Sonata a Gustav - Rose Tremain

"- Sabes, sim. Tu percebeste o que nós os dois devíamos ter sido; fui eu quem resistiu. Exceto numa única ocasião, em Sankt Alban, quando eu era o miúdo moribundo e tu me salvaste a vida com um beijo. Pois bem, agora tens de me salvar outra vez."
'Sonata a Gustav', Rose Tremain

Nem sempre as capas bonitas resultam em livros igualmente bonitos, mas há casos em que tal se confirma. 'Sonata a Gustav' é como uma melodia desequilibrada por sentimentos contraditórios, uma história de desencontros e de uma amizade que une e separa duas pessoas em simultâneo durante uma vida inteira.

Gustav Perle conhece Anton Zwiebel na escola, quando ambos têm cinco anos, e desde essa altura tornam-se amigos inseparáveis. Gustav vive com a mãe, Emilie, a sua "mutti", numa casa pobre em Matzlingen, enquanto Anton, cuja família tem origem judia e veio de Berna, vive com os pais uma vida mais confortável. Mas isso não os afasta, pelo contrário, torna Gustav mais próximo também dos pais de Anton, ao sentir a indiferença da mãe e não recordando a figura do pai, morto antes de ele nascer. 'Sonata a Gustav' acompanha esta busca pelo seu passado e por um futuro ao lado do amigo Anton, sempre com a música em pano de fundo.

Anton é pianista, mas tem medo de tocar em público. Coloca em cada tecla toda a sua paixão, enquanto Gustav pouco entende de música, na realidade. Mas sabe que, com ele, Anton se sente sempre melhor. Ajuda-o a "dominar as emoções", expressão que a mãe lhe repete constantemente, herança do seu pai polícia que na sua profissão tinha de seguir mais as orientações superiores do que o que dizia o seu coração. 

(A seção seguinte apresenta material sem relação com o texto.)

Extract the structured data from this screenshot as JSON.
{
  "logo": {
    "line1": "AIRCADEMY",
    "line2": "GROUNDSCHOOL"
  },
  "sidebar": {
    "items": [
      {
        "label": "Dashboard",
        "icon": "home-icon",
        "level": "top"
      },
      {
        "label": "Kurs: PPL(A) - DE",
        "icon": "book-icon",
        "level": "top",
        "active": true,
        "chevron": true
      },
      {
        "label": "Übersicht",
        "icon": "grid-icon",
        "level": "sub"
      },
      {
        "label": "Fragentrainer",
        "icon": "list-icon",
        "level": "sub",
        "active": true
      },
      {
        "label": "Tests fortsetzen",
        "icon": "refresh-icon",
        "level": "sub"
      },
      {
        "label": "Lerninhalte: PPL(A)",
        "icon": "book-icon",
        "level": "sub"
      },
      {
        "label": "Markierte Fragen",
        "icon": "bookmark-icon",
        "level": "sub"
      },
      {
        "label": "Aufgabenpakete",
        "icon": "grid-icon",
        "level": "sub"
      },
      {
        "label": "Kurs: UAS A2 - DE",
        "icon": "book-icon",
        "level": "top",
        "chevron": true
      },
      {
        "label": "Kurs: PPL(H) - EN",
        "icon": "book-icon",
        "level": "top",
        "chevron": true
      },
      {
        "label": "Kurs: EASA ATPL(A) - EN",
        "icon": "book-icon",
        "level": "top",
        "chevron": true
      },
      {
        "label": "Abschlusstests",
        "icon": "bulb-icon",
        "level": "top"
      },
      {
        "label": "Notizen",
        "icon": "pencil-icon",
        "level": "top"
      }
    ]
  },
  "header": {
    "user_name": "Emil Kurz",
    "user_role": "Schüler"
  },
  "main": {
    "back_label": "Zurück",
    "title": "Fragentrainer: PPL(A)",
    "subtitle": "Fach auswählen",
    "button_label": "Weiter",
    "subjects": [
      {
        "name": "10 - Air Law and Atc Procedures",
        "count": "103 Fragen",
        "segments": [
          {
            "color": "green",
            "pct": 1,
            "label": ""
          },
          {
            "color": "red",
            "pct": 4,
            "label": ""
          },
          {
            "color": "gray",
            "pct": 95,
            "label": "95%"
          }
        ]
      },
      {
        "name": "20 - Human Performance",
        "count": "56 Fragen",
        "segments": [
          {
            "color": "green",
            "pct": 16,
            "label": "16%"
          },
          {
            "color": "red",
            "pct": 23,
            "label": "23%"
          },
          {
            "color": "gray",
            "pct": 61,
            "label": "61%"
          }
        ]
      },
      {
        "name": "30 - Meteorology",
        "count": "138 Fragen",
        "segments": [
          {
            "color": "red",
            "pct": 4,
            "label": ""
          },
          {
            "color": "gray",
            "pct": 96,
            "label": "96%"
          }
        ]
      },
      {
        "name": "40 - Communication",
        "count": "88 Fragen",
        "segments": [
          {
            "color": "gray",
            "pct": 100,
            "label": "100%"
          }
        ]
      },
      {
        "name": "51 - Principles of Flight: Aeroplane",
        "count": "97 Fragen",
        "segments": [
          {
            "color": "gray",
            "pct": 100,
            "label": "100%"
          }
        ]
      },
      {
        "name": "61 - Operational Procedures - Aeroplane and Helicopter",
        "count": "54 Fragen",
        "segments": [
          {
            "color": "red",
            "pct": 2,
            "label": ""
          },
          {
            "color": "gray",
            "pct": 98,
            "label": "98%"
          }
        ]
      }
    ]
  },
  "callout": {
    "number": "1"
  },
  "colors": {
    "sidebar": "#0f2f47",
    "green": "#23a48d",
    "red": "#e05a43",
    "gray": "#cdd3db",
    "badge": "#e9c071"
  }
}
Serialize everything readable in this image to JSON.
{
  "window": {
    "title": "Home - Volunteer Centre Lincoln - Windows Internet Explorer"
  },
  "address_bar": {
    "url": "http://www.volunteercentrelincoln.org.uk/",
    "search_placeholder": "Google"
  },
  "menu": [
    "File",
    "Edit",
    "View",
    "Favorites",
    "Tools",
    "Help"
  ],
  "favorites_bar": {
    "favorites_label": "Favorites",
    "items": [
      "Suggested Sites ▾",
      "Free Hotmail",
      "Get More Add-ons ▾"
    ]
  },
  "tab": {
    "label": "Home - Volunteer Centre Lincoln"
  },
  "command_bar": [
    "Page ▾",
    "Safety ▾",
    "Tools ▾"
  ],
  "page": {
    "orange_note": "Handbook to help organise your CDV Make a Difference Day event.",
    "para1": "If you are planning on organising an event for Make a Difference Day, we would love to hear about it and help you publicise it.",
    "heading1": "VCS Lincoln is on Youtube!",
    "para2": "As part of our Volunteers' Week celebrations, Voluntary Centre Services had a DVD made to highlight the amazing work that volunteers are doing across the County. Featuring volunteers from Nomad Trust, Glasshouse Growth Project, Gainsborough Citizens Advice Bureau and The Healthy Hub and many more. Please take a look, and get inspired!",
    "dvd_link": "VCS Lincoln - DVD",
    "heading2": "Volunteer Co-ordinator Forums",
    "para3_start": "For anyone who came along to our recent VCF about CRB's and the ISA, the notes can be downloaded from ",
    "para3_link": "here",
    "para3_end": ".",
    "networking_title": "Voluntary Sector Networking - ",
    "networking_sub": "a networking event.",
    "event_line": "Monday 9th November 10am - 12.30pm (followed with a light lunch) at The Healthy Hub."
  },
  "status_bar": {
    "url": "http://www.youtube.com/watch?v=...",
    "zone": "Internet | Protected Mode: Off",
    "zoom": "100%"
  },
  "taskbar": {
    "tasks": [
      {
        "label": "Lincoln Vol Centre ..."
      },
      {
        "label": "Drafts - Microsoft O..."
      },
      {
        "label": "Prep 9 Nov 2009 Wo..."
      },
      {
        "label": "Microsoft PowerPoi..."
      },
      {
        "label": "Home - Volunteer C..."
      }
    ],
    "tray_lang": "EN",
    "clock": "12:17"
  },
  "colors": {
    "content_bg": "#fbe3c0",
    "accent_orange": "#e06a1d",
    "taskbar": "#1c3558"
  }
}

Este romance ensina-nos, de certa forma, que nem sempre é possível "dominar as emoções" como se pretende. O pai de Gustav não o conseguiu, e acabou por sofrer com isso na profissão, e por outro lado por descobrir o verdadeiro amor na sua vida pessoal. Já Anton, por seu lado, parece passar a vida inteira a guardar dentro de si o que sente e não quer sentir, o medo de ser alguém, ou de não o ser. E Gustav, no meio de tudo isto, domina-se a si mesmo perante os outros, sente por todos sem sentir nada que se veja cá de fora.

Rose Tremain escreve de forma bela, simples e documentada, pecando apenas por repetir algumas ideias desnecessariamente, a meu ver, e sobretudo por não nos permitir conhecer mais a fundo a complexidade das suas personagens. Gostava de saber mais sobre Gustav, sobre os anos que o livro ignora, sobre esta amizade que podia ter sido mais do que isso. Porque não o foi? A homossexualidade está subjectivamente presente ao longo de toda a obra, e no entanto sentimos sempre que está a fugir das personagens, que os seus corpos não entram bem em lugar nenhum. Falta alguma substância a esta modelagem das suas personalidades, apenas. Um ligeiramente menor domínio das suas emoções.

O que não nos impede de verter a lagrimita nas férias que os rapazes passam em Sankt Alban, ainda novos, ou nos vários momentos em que tanto Adriana como Lottie, como mesmo o Coronel Ashley-Norton, levam Gustav a pensar na vida, na aproximação à velhice, no desperdício dos seus dias sem Anton. Há muitos momentos carregados de emoção, ligados a Gustav e menos a Anton, que fazem este romance chegar um pouco mais perto do nosso coração e encontrar lá o seu lugar para ficar para sempre.

'Sonata a Gustav' segue uma escrita bastante fluida, um ritmo bem estruturado e uma história que nos diz muito às emoções - como uma sonata melancólica, tocada em piano, com os seus altos e baixos, os seus agudos e graves; e como uma carta de amor que descreve toda uma vida em que ele esteve presente nas pequenas coisas.